In terms of global effects, you or I will be better off than someone on a low-lying island. We’re consuming the most, and we’re also the best off.

Richard Heede

And those low-lying nations are going to increasingly think about litigation against the guilty parties that have done the least to date to address climate change. Now, Vanuatu can’t sue the United States, but Vanuatu can sue oil and gas companies. That’s a possibility down the road.

There are other climate lawsuits around the world — [in] Germany, for example, against a German coal company, filed on behalf of a Peruvian farmer who lives in a valley that is being affected by a glacier melting faster than normal under non-human climate change conditions, endangering his livelihood and his farm. He’s asking that coal company to help pay their small share of contributions to atmospheric carbon dioxide, which is 0.47 percent, and they want that company to contribute to 0.47 percent of mitigating and improving a dam that would help preserve the sustainability of the town down below.

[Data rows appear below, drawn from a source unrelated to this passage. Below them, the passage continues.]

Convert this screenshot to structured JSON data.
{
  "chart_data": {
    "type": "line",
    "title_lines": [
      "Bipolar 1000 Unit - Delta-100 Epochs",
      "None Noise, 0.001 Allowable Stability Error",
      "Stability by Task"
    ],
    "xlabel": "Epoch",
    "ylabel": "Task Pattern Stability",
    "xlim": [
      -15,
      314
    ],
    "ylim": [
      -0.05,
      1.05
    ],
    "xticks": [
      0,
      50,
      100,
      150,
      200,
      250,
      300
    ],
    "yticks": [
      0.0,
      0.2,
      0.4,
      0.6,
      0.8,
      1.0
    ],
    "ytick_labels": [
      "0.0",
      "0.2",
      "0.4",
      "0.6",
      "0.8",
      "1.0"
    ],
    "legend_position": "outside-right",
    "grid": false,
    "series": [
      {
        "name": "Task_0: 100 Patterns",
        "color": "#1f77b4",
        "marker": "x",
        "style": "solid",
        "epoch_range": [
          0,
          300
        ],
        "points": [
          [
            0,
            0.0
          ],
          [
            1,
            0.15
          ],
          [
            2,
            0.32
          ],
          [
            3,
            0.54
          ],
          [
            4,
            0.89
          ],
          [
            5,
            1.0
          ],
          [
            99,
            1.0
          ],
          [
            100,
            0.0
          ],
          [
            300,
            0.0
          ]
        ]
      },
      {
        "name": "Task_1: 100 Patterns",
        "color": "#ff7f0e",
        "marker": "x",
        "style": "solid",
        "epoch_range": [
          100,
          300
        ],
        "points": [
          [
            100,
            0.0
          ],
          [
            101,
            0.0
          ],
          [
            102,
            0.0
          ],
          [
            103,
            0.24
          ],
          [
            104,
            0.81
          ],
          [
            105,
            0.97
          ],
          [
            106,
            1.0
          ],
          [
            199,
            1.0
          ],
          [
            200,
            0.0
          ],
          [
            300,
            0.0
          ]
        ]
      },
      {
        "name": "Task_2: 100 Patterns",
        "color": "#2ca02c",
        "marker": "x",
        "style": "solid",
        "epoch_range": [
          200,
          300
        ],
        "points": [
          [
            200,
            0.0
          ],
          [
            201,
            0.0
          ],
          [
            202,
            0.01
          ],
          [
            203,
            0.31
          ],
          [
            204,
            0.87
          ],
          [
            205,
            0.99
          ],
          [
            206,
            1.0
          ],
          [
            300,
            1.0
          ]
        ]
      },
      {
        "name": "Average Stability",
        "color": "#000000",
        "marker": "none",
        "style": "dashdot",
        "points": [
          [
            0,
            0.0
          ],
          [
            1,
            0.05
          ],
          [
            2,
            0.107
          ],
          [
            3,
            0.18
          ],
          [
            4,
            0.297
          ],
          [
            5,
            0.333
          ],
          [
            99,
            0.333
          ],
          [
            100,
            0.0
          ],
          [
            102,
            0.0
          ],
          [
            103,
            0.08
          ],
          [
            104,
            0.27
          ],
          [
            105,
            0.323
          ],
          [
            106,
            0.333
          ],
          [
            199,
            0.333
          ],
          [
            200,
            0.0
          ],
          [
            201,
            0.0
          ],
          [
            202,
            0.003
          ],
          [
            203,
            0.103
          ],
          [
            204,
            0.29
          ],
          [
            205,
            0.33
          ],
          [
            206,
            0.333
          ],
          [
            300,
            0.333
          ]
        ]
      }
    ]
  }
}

Since nations aren’t doing enough, plaintiffs will tend to sue for action by the oil, gas, and coal companies. They have a particular responsibility to help address this.

Gaby Del Valle

What is the role of divestment in all of this? I know there are student-led university groups encouraging their schools to divest from fossil fuel companies.

Richard Heede

Divestment is an important symbol, but it’s symbolic. The oil and gas companies seem to be doing pretty well regardless of $6 trillion having been divested by various college funds and other endowments over the last several years. It’s important for the oil, gas, and coal companies to know that investors are getting concerned, but I would like colleges and universities to also take on energy efficiency and carbon retrofits on their campuses. Many do, but there’s a lot more to be done in terms of walking the talk.

Gaby Del Valle

Regarding the latest UN report, I feel like the debate has divided into two camps: “Everybody has to do everything they can; limiting consumption will fix this,” and, “Individual choices are meaningless.”

Richard Heede

Neither is sufficient. Most of us need to contribute, and policy solutions are extremely important. Congress needs to get its act together. The American leadership needs to understand that climate change threatens our security and our livelihoods, as well as the safety and happiness of future generations.

But we all need to participate. We can’t just screw in an energy-efficient lightbulb and say, “That’s all I’m doing.” We need to make the right voting choices. The household sector and personal consumption are big components, globally, but it won’t solve the problem to the degree that we need. We need leadership that puts a price on carbon. We need leadership that supports sane energy policies.

I think it’s better to be hopeful and optimistic about our future than pessimistic and gloomy about it. We have the most innovative, intelligent, compassionate humans on this planet that we all share. If we exercise intelligence and compassion, we will collectively help solve this problem — or at least avoid the worst of what climate change has to offer.